Kalawaca.com – Persoalan lingkungan tidak bisa hanya berhenti pada retorika dan dalil agama tanpa aksi nyata. Pegiat dan Aktifis Lingkungan Ahsan Jamet Hamidi, menegaskan bahwa tantangan lingkungan saat ini membutuhkan solusi konkret, bukan sekadar teori atau pembahasan teologis.
“Kita seringkali menghadirkan ketuhanan dalam perdebatan lingkungan, tetapi sulit menghadirkannya dalam tindakan konkret. Saatnya berhenti hanya berbicara dan mulai bertindak,” ujarnya dalam diskusi publik ‘Lingkungan Tanpa Diskriminasi: Memastikan Akses dan Partisipasi Inklusif dalam Iklim’ di Kantor Desantara, Depok, Senin (17/3/2025).
Menurut dia, ada sejumlah masalah lingkungan yang saat ini menjadi perhatian utama, salah satunya adalah kebijakan Program Strategis Nasional (PSN) yang dicanangkan pemerintahan baru di bawah kepemimpinan Prabowo Subianto.
Salah satu proyek dalam PSN adalah pengembangan food estate atau lumbung pangan yang dinilai berpotensi merusak lingkungan. “Begitu Pak Prabowo menjadi presiden, program strategis nasional ditetapkan, salah satunya, membuka lahan food estate dengan membabat hutan dan menggantinya dengan tanaman padi,” paparnya.
“Ada 600 ribu hektare hutan yang ditebang untuk proyek ini. Ini adalah salah satu tantangan besar dalam perlindungan lingkungan,” imbuh pria yang akrab disapa Bang Jamet.
Selain itu, ia menyoroti aktivitas pertambangan yang masih minim perhatian terhadap dampak lingkungan, serta industri yang sering kali mengabaikan aspek keberlanjutan. Ia juga menyinggung kriminalisasi terhadap aktivis lingkungan yang semakin meningkat, termasuk kasus 12 nelayan di Bangka yang diproses hukum karena menolak eksploitasi pasir laut.
“Aktivis lingkungan saat ini harus bersiap menghadapi kriminalisasi. Di Bangka, ada 12 nelayan yang dipidanakan hanya karena menolak eksploitasi pasir laut. Ini menunjukkan betapa lingkungan sering dianaktirikan dalam kebijakan negara,” ungkapnya.
Kemudian, persoalan hukum lingkungan juga menjadi sorotan. Ia mencontohkan kasus di Meulaboh, di mana sebuah perusahaan pembakar hutan akhirnya digugat oleh Kementerian Lingkungan Hidup dan Kehutanan (KLHK) dan dijatuhi hukuman. Namun, penegakan hukum yang tegas terhadap pelaku perusakan lingkungan masih minim.
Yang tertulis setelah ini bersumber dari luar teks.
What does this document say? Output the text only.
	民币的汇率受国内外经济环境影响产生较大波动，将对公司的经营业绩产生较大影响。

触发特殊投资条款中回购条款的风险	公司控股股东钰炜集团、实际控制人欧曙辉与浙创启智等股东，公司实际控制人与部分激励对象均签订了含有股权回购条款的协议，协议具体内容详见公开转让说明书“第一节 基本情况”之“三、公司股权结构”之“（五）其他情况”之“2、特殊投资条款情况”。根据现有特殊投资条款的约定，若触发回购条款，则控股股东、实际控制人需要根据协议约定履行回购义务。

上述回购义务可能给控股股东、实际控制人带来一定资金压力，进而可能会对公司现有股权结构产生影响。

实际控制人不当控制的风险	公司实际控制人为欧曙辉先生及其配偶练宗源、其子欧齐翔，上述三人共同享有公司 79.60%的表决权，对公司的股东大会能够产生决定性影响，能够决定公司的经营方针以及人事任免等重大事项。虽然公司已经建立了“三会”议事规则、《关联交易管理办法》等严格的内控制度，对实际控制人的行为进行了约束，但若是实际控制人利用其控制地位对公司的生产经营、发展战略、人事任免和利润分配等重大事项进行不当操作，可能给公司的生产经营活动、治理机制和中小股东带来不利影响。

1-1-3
“Bagaimana kabarnya dengan kasus tersebut? Sampai hari ini tidak ada penegakan hukum yang tegas, itu yang menggugat Kementerian, apa kabar jika kita yang menggugat?,” tegasnya.
Menurut Bang Jamet, kerusakan lingkungan bukan disebabkan oleh kurangnya kesadaran masyarakat, tetapi oleh keserakahan industri dan ketidakseimbangan kebijakan negara dalam melindungi lingkungan.
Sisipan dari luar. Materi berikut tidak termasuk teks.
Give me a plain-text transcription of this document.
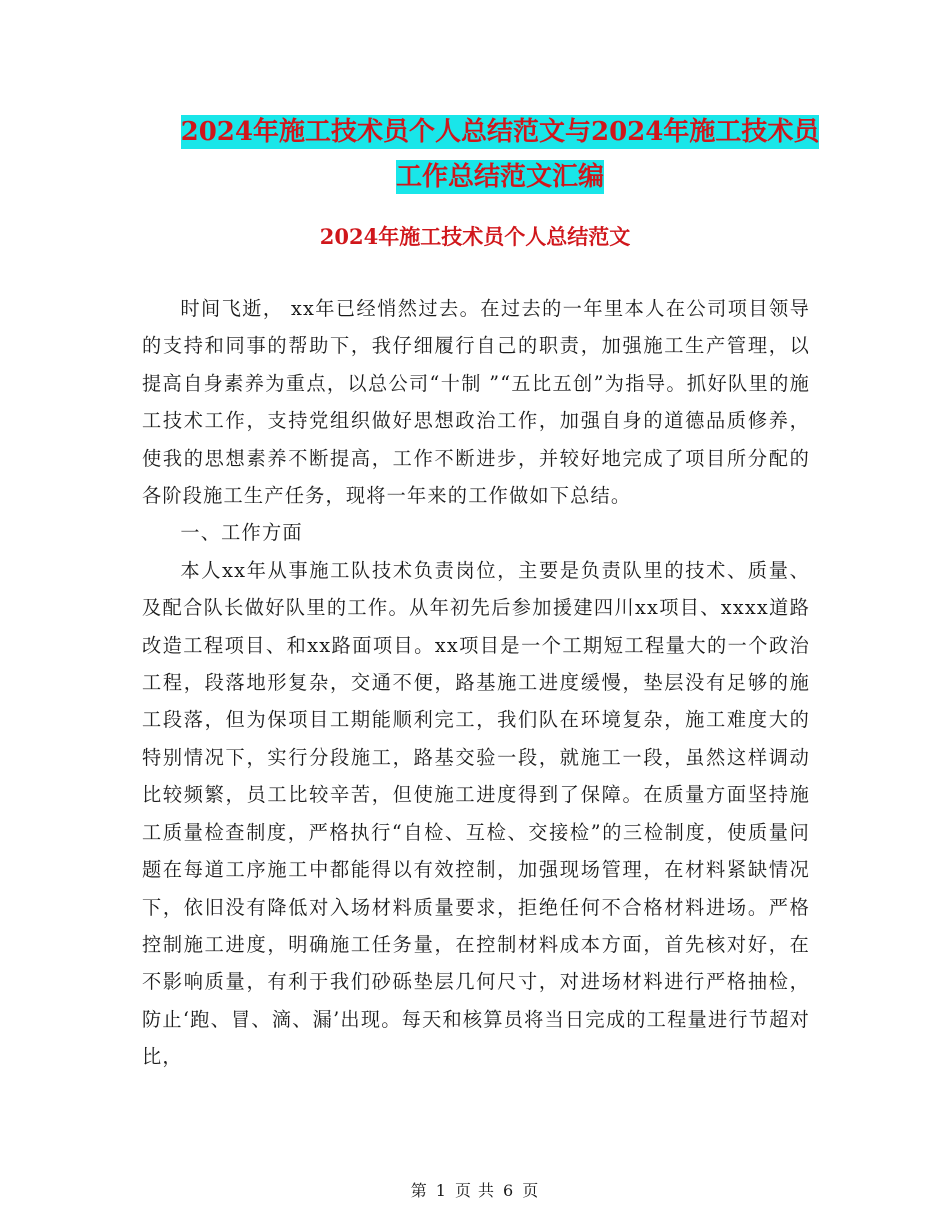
2024年施工技术员个人总结范文与2024年施工技术员
工作总结范文汇编
2024年施工技术员个人总结范文

时间飞逝， xx年已经悄然过去。在过去的一年里本人在公司项目领导的支持和同事的帮助下，我仔细履行自己的职责，加强施工生产管理，以提高自身素养为重点，以总公司“十制 ”“五比五创”为指导。抓好队里的施工技术工作，支持党组织做好思想政治工作，加强自身的道德品质修养，使我的思想素养不断提高，工作不断进步，并较好地完成了项目所分配的各阶段施工生产任务，现将一年来的工作做如下总结。

一、工作方面

本人xx年从事施工队技术负责岗位，主要是负责队里的技术、质量、及配合队长做好队里的工作。从年初先后参加援建四川xx项目、xxxx道路改造工程项目、和xx路面项目。xx项目是一个工期短工程量大的一个政治工程，段落地形复杂，交通不便，路基施工进度缓慢，垫层没有足够的施工段落，但为保项目工期能顺利完工，我们队在环境复杂，施工难度大的特别情况下，实行分段施工，路基交验一段，就施工一段，虽然这样调动比较频繁，员工比较辛苦，但使施工进度得到了保障。在质量方面坚持施工质量检查制度，严格执行“自检、互检、交接检”的三检制度，使质量问题在每道工序施工中都能得以有效控制，加强现场管理，在材料紧缺情况下，依旧没有降低对入场材料质量要求，拒绝任何不合格材料进场。严格控制施工进度，明确施工任务量，在控制材料成本方面，首先核对好，在不影响质量，有利于我们砂砾垫层几何尺寸，对进场材料进行严格抽检，防止‘跑、冒、滴、漏’出现。每天和核算员将当日完成的工程量进行节超对比，

第 1 页 共 6 页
“Bumi ini rusak bukan karena manusia biasa, tetapi karena industri yang mengusung paham kapitalisme. Ketidakseimbangan negara dalam melindungi lingkungan semakin memperparah keadaan,” tegasnya.
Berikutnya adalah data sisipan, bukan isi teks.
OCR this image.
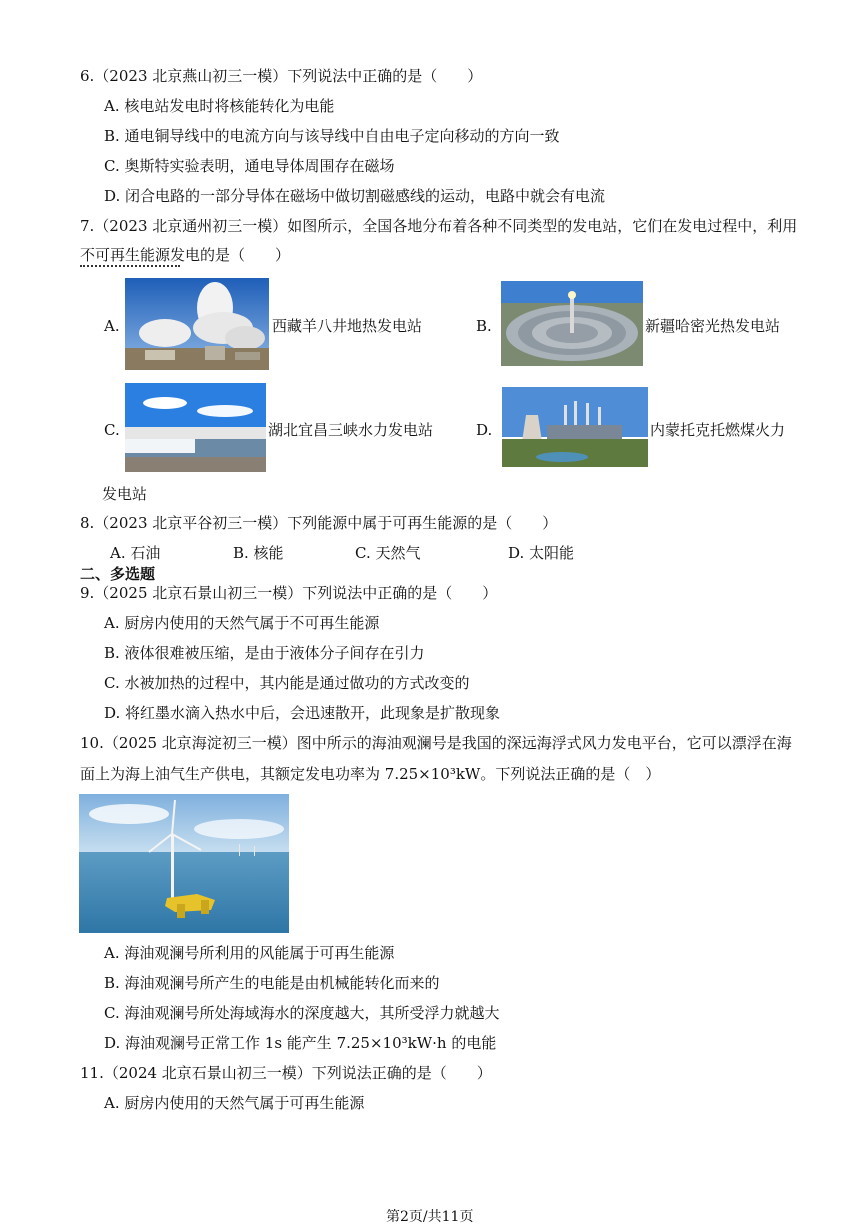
6.（2023 北京燕山初三一模）下列说法中正确的是（　　）
A. 核电站发电时将核能转化为电能
B. 通电铜导线中的电流方向与该导线中自由电子定向移动的方向一致
C. 奥斯特实验表明，通电导体周围存在磁场
D. 闭合电路的一部分导体在磁场中做切割磁感线的运动，电路中就会有电流
7.（2023 北京通州初三一模）如图所示，全国各地分布着各种不同类型的发电站，它们在发电过程中，利用
不可再生能源发电的是（　　）
A.	西藏羊八井地热发电站	B.	新疆哈密光热发电站
C.	湖北宜昌三峡水力发电站	D.	内蒙托克托燃煤火力
发电站
8.（2023 北京平谷初三一模）下列能源中属于可再生能源的是（　　）
A. 石油	B. 核能	C. 天然气	D. 太阳能
二、多选题
9.（2025 北京石景山初三一模）下列说法中正确的是（　　）
A. 厨房内使用的天然气属于不可再生能源
B. 液体很难被压缩，是由于液体分子间存在引力
C. 水被加热的过程中，其内能是通过做功的方式改变的
D. 将红墨水滴入热水中后，会迅速散开，此现象是扩散现象
10.（2025 北京海淀初三一模）图中所示的海油观澜号是我国的深远海浮式风力发电平台，它可以漂浮在海
面上为海上油气生产供电，其额定发电功率为 7.25×10³kW。下列说法正确的是（　）
A. 海油观澜号所利用的风能属于可再生能源
B. 海油观澜号所产生的电能是由机械能转化而来的
C. 海油观澜号所处海域海水的深度越大，其所受浮力就越大
D. 海油观澜号正常工作 1s 能产生 7.25×10³kW·h 的电能
11.（2024 北京石景山初三一模）下列说法正确的是（　　）
A. 厨房内使用的天然气属于可再生能源
第2页/共11页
Untuk itu, ia mengajak semua pihak untuk mengambil langkah nyata, baik dimulai dari diri sendiri maupun melalui aksi kolektif dalam skala yang lebih luas.
“Akar masalah sudah jelas, kita hanya punya dua pilihan: memulai dari diri sendiri dan melakukan perubahan dari hal-hal kecil, atau tetap berdiam diri dalam retorika tanpa aksi nyata,” pungkasnya.